December is here which means the 2017 Atlantic hurricane season is officially over. It was the busiest season since the record-setting year of 2005.
This year saw 17 named storms – 10 of which became hurricanes, and six of them reached Category 3 strength or higher — including Irma, which tore through the Florida Keys and up Florida’s west coast back in September impacting every county in the state.
The storm made landfall in the Florida Keys as a Category 4 hurricane and made a second landfall in Florida at Marco Island as a Category 3 storm.
It left 6.5 million Floridians without power. Officials called it the largest power-restoration effort in U.S. history.
Irma resulted in over $5.8 billion in insured losses resulting from 831,000 claims filed as of Nov. 13, the most recent numbers compiled by the state Office of Insurance Regulation.
No part of the state was spared.
Although Irma ripped across the western side of the state, Miami-Dade County reported the most claims with 108,000. Orange reported 66,000 claims. Duval had 33,000.

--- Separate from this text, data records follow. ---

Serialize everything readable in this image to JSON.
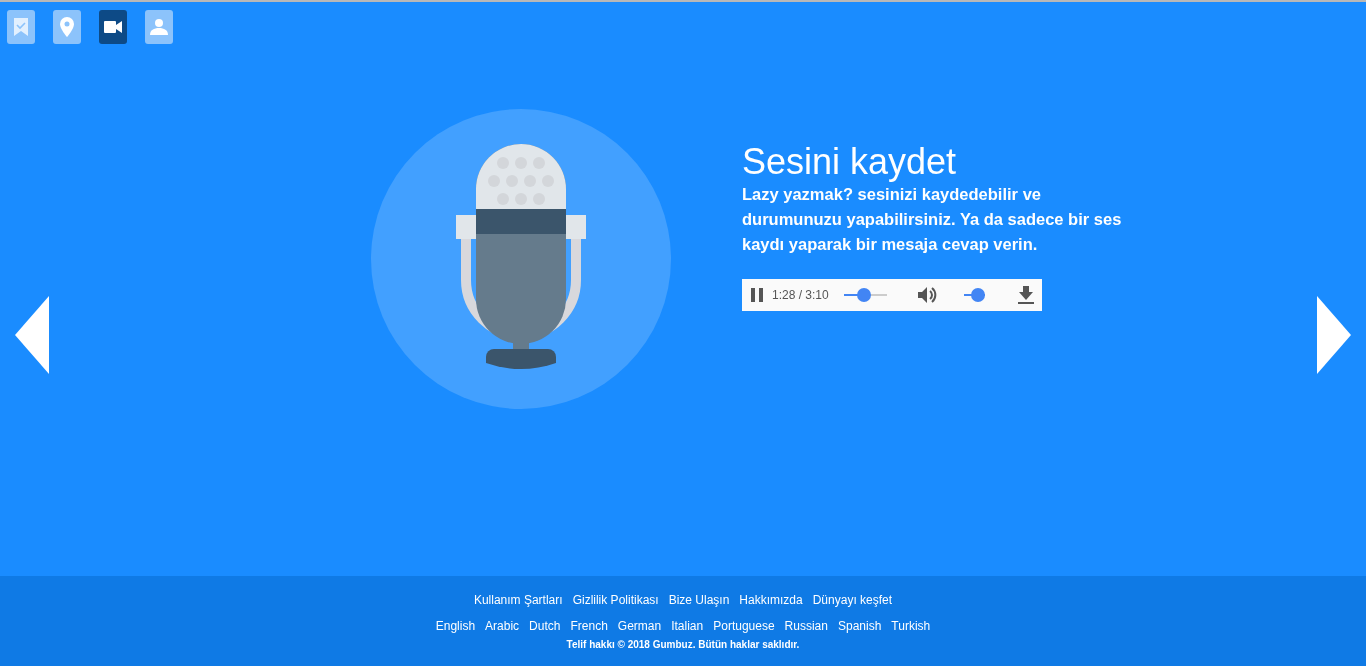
{
  "nav": [
    {
      "kind": "bookmark",
      "selected": false
    },
    {
      "kind": "pin",
      "selected": false
    },
    {
      "kind": "video",
      "selected": true
    },
    {
      "kind": "person",
      "selected": false
    }
  ],
  "slide": {
    "title": "Sesini kaydet",
    "description": "Lazy yazmak? sesinizi kaydedebilir ve durumunuzu yapabilirsiniz. Ya da sadece bir ses kaydı yaparak bir mesaja cevap verin.",
    "player": {
      "playing": true,
      "time": "1:28 / 3:10",
      "progress": {
        "level": 0.46
      },
      "volume": {
        "level": 1.0
      }
    }
  },
  "footer": {
    "links": [
      "Kullanım Şartları",
      "Gizlilik Politikası",
      "Bize Ulaşın",
      "Hakkımızda",
      "Dünyayı keşfet"
    ],
    "languages": [
      "English",
      "Arabic",
      "Dutch",
      "French",
      "German",
      "Italian",
      "Portuguese",
      "Russian",
      "Spanish",
      "Turkish"
    ],
    "copyright": "Telif hakkı © 2018 Gumbuz. Bütün haklar saklıdır."
  }
}
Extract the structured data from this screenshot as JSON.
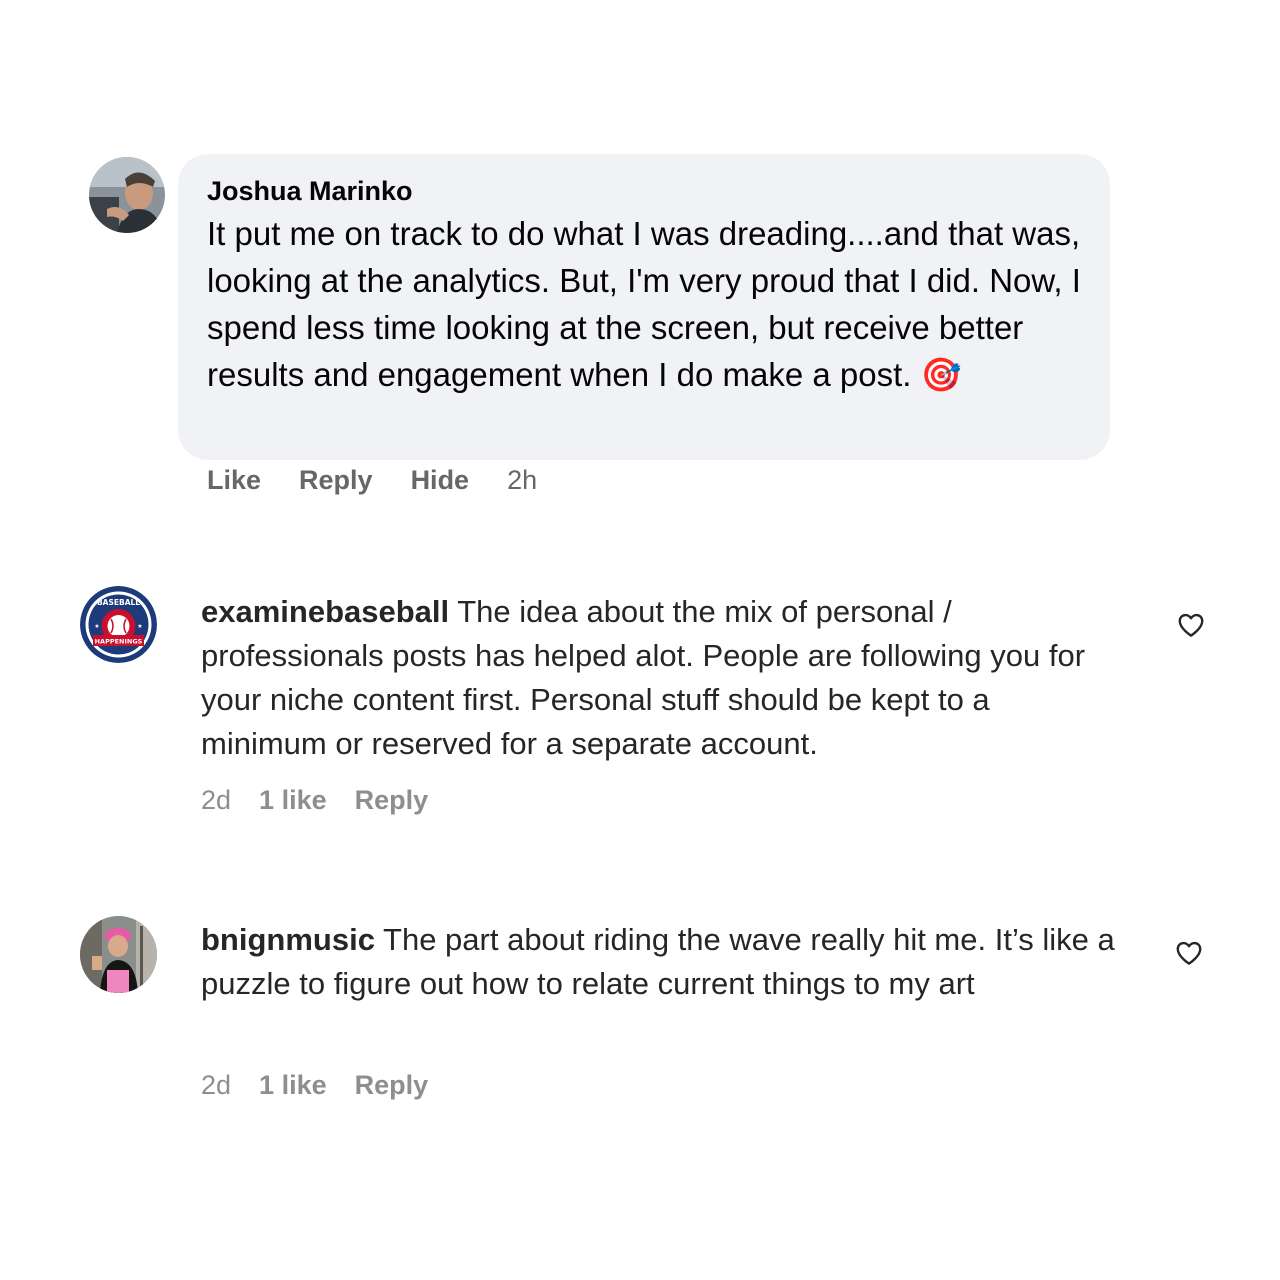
{
  "fb_comment": {
    "author": "Joshua Marinko",
    "text": "It put me on track to do what I was dreading....and that was, looking at the analytics. But, I'm very proud that I did. Now, I spend less time looking at the screen, but receive better results and engagement when I do make a post.",
    "emoji": "🎯",
    "actions": {
      "like": "Like",
      "reply": "Reply",
      "hide": "Hide"
    },
    "time": "2h"
  },
  "ig_comments": [
    {
      "username": "examinebaseball",
      "text": "The idea about the mix of personal / professionals posts has helped alot. People are following you for your niche content first. Personal stuff should be kept to a minimum or reserved for a separate account.",
      "time": "2d",
      "likes": "1 like",
      "reply": "Reply",
      "avatar_badge_top": "BASEBALL",
      "avatar_badge_bottom": "HAPPENINGS"
    },
    {
      "username": "bnignmusic",
      "text": "The part about riding the wave really hit me. It’s like a puzzle to figure out how to relate current things to my art",
      "time": "2d",
      "likes": "1 like",
      "reply": "Reply"
    }
  ],
  "colors": {
    "bubble_bg": "#f0f2f5",
    "fb_meta": "#65676b",
    "ig_meta": "#8e8e8e",
    "text": "#262626"
  }
}
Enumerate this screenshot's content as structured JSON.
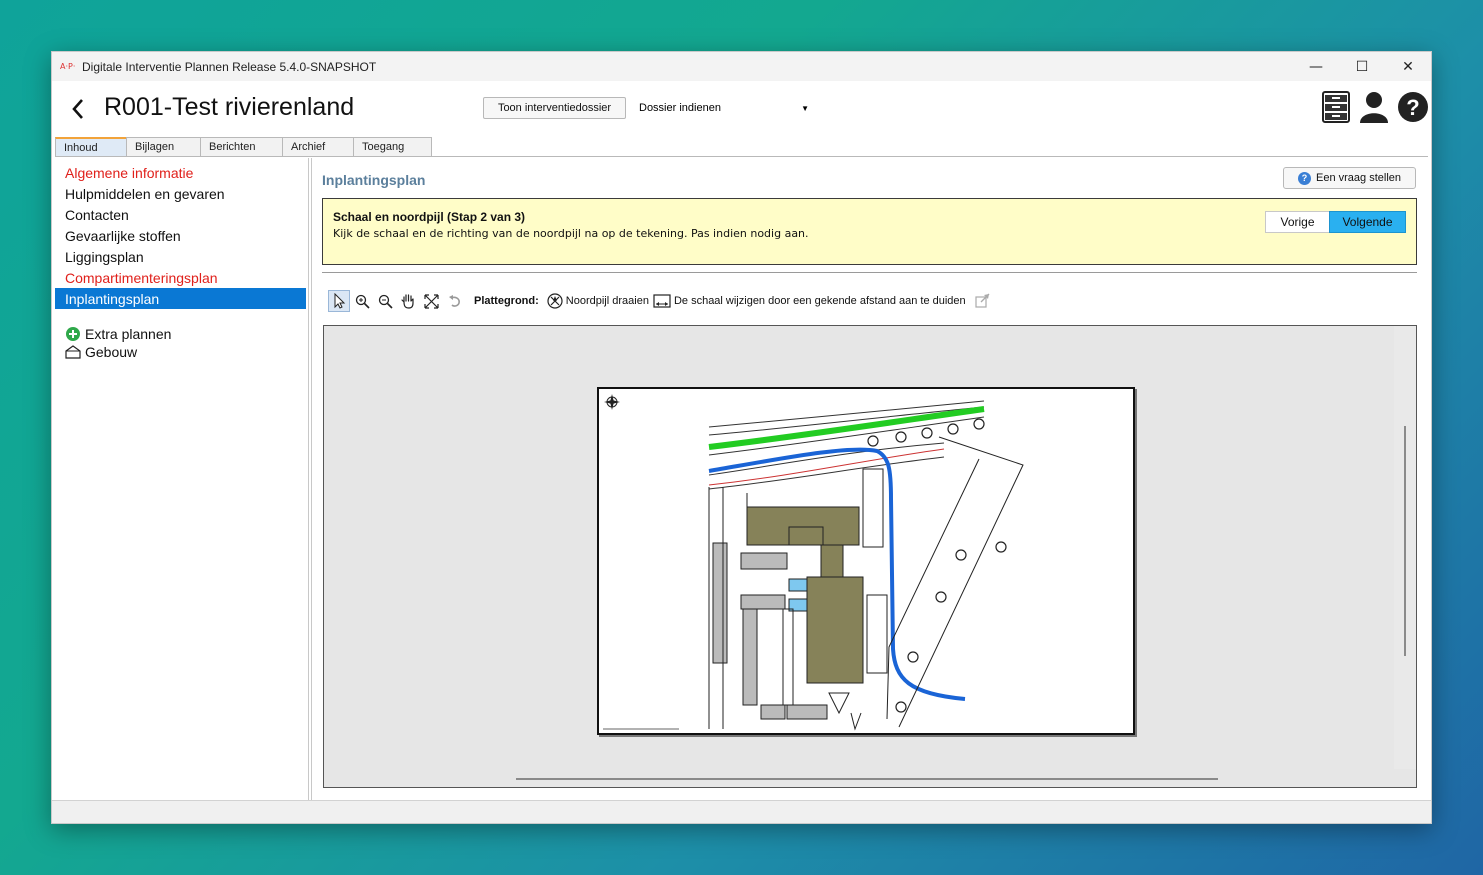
{
  "window": {
    "title": "Digitale Interventie Plannen Release 5.4.0-SNAPSHOT",
    "logo_text": "A·P·",
    "controls": {
      "minimize": "—",
      "maximize": "☐",
      "close": "✕"
    }
  },
  "header": {
    "title": "R001-Test rivierenland",
    "toon_button": "Toon interventiedossier",
    "dossier_select": "Dossier indienen"
  },
  "tabs": [
    "Inhoud",
    "Bijlagen",
    "Berichten",
    "Archief",
    "Toegang"
  ],
  "sidebar": {
    "items": [
      {
        "label": "Algemene informatie"
      },
      {
        "label": "Hulpmiddelen en gevaren"
      },
      {
        "label": "Contacten"
      },
      {
        "label": "Gevaarlijke stoffen"
      },
      {
        "label": "Liggingsplan"
      },
      {
        "label": "Compartimenteringsplan"
      },
      {
        "label": "Inplantingsplan"
      }
    ],
    "extra": [
      {
        "label": "Extra plannen",
        "icon": "plus-circle-icon"
      },
      {
        "label": "Gebouw",
        "icon": "building-icon"
      }
    ]
  },
  "content": {
    "title": "Inplantingsplan",
    "vraag_button": "Een vraag stellen",
    "wizard": {
      "title": "Schaal en noordpijl (Stap 2 van 3)",
      "text": "Kijk de schaal en de richting van de noordpijl na op de tekening. Pas indien nodig aan.",
      "prev": "Vorige",
      "next": "Volgende"
    },
    "toolbar": {
      "label": "Plattegrond:",
      "rotate": "Noordpijl draaien",
      "scale": "De schaal wijzigen door een gekende afstand aan te duiden"
    }
  },
  "colors": {
    "accent": "#0a78d4",
    "warning_bg": "#fffdc8",
    "next_button": "#2ab0f0",
    "building": "#868259",
    "road_green": "#22cc22",
    "road_blue": "#1a64d6"
  }
}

The storm was especially devastating to Florida’s agriculture industry resulting in $2.5 billion of damages.
The citrus industry, took the biggest hit from Irma with damage estimated at nearly $761 million. Irma’s winds ripped fruit off of citrus trees and left citrus groves flooded.
Citrus growers have been waiting for financial help from the federal government, which has yet to happen. A delegation from Florida, including 12 growers, spent part of this week in Washington, D.C., lobbying Congress and members of the Trump administration for assistance. Two disaster relief packages have been passed, but neither contained money to compensate growers for the loss of crop and trees.
A new $44 billion relief package has been proposed by the Trump administration to cover losses from Irma, as well as from hurricanes Harvey in Texas and Maria in Puerto Rico and the U.S. Virgin Islands. Congress is expected to vote on the spending measure this month.
It’s still too early to determine what impact, if any, Irma might have had on tourism. The state’s tourism industry had been on pace to reach 120 million visitors, breaking last year’s record of nearly 113 million.
Irma struck in the final quarter of 2017. Fourth quarter numbers will tell if the storm had any affect on visitors coming to Florida.
Third quarter numbers released last week showed tourism remained strong with 27.9 million visitors coming to Florida from July to September — an increase of 3.3 percent over the same period a year ago.
The Atlantic hurricane season officially runs from June 1 through Nov. 30 each year.
Get ready. The 2018 season is six months away and forecasters say it is expected to be another busy season.